The assigned compounds were preliminarily annotated with NIST/EPA/NIH Mass Spectral Library 23 from the NIST (Gaithersburg, MD, USA) of the U.S. Department of Commerce. The TIC chromatograms were integrated and the retention time at peak maxima used for retention time comparison. For exploratory data analysis, the aligned feature list was exported and assessed with PCA and fold-change analysis in volcano plots with MetaboAnalyst 6.0 (NSERC, Ottawa, ON, Canada). To assess the need for data normalization prior to exploratory data analysis, the feature density and normalized intensity were evaluated. Based on the results, green coffee data were normalized by sum, log10-transformed, and auto-scaled, while roast coffee data were only auto-scaled prior to PCA analysis and fold-change analysis. For the generation of volcano plots, data were used unpaired and p was set to 0.05.
4. Conclusions
This study evaluated the potential of THS-GC-IMS paired with modern machine learning for the differentiation of coffee species and annotation of characteristic substances with the simultaneously measured QMS data. The classification without prior feature extraction was compared to MCR-ALS-resolved data with PLS-DA as the classification model. The feature extraction with MCR-ALS significantly enhanced classification accuracy and sensitivity for green coffee samples, which commonly have a less complex and highly similar volatile fingerprint throughout different species when compared to roast coffee. Furthermore, MCR-ALS preserves the chemical and physical information of the original data. This allows for precise determination of retention time and drift time of the characteristic signals in the IMS-spectra.

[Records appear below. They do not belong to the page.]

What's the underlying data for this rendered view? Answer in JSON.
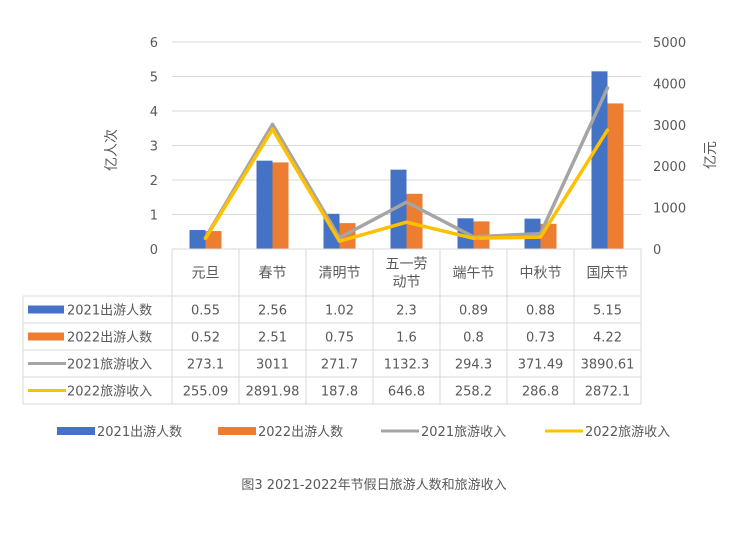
{
  "caption": "图3   2021-2022年节假日旅游人数和旅游收入",
  "chart_data": {
    "type": "bar",
    "title": "",
    "ylabel": "亿人次",
    "y2label": "亿元",
    "ylim": [
      0,
      6
    ],
    "y2lim": [
      0,
      5000
    ],
    "yticks": [
      "0",
      "1",
      "2",
      "3",
      "4",
      "5",
      "6"
    ],
    "y2ticks": [
      "0",
      "1000",
      "2000",
      "3000",
      "4000",
      "5000"
    ],
    "categories": [
      "元旦",
      "春节",
      "清明节",
      "五一劳动节",
      "端午节",
      "中秋节",
      "国庆节"
    ],
    "category_lines": [
      [
        "元旦"
      ],
      [
        "春节"
      ],
      [
        "清明节"
      ],
      [
        "五一劳",
        "动节"
      ],
      [
        "端午节"
      ],
      [
        "中秋节"
      ],
      [
        "国庆节"
      ]
    ],
    "legend_position": "bottom",
    "grid": true,
    "series": [
      {
        "name": "2021出游人数",
        "kind": "bar",
        "axis": "left",
        "color": "#4472C4",
        "values": [
          0.55,
          2.56,
          1.02,
          2.3,
          0.89,
          0.88,
          5.15
        ],
        "labels": [
          "0.55",
          "2.56",
          "1.02",
          "2.3",
          "0.89",
          "0.88",
          "5.15"
        ]
      },
      {
        "name": "2022出游人数",
        "kind": "bar",
        "axis": "left",
        "color": "#ED7D31",
        "values": [
          0.52,
          2.51,
          0.75,
          1.6,
          0.8,
          0.73,
          4.22
        ],
        "labels": [
          "0.52",
          "2.51",
          "0.75",
          "1.6",
          "0.8",
          "0.73",
          "4.22"
        ]
      },
      {
        "name": "2021旅游收入",
        "kind": "line",
        "axis": "right",
        "color": "#A5A5A5",
        "values": [
          273.1,
          3011,
          271.7,
          1132.3,
          294.3,
          371.49,
          3890.61
        ],
        "labels": [
          "273.1",
          "3011",
          "271.7",
          "1132.3",
          "294.3",
          "371.49",
          "3890.61"
        ]
      },
      {
        "name": "2022旅游收入",
        "kind": "line",
        "axis": "right",
        "color": "#FFC000",
        "values": [
          255.09,
          2891.98,
          187.8,
          646.8,
          258.2,
          286.8,
          2872.1
        ],
        "labels": [
          "255.09",
          "2891.98",
          "187.8",
          "646.8",
          "258.2",
          "286.8",
          "2872.1"
        ]
      }
    ]
  }
}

In order to annotate the IMS signals, the QMS data were first analyzed separately, and subsequently the retention times of the characteristic compounds were compared to the retention times of the characteristic IMS signals. Comparing the characteristic signals for each coffee species in IMS and QMS data, it was possible to tentatively annotate one characteristic compound for green coffee; however, for roast coffee samples, four common characteristic compounds were tentatively annotated in the QMS and IMS data. This study also made clear that there are still challenges to overcome, such as more precise alignment of the resulting data from the two very different detection systems, particularly for such highly complex samples. In a routine environment, the MS section of the system described here might not even be required, provided that the relevant features are identified or verified and databases are established. Commercially available GC-IMS applications could then be sufficient for such tasks. In conclusion, this study demonstrates the power of THS-GC-IMS in combination with MCR-ALS and PLS-DA for a fast authentication of coffee species, creating the potential for a fast point-of-care technique for the detection of fraudulent coffee blends.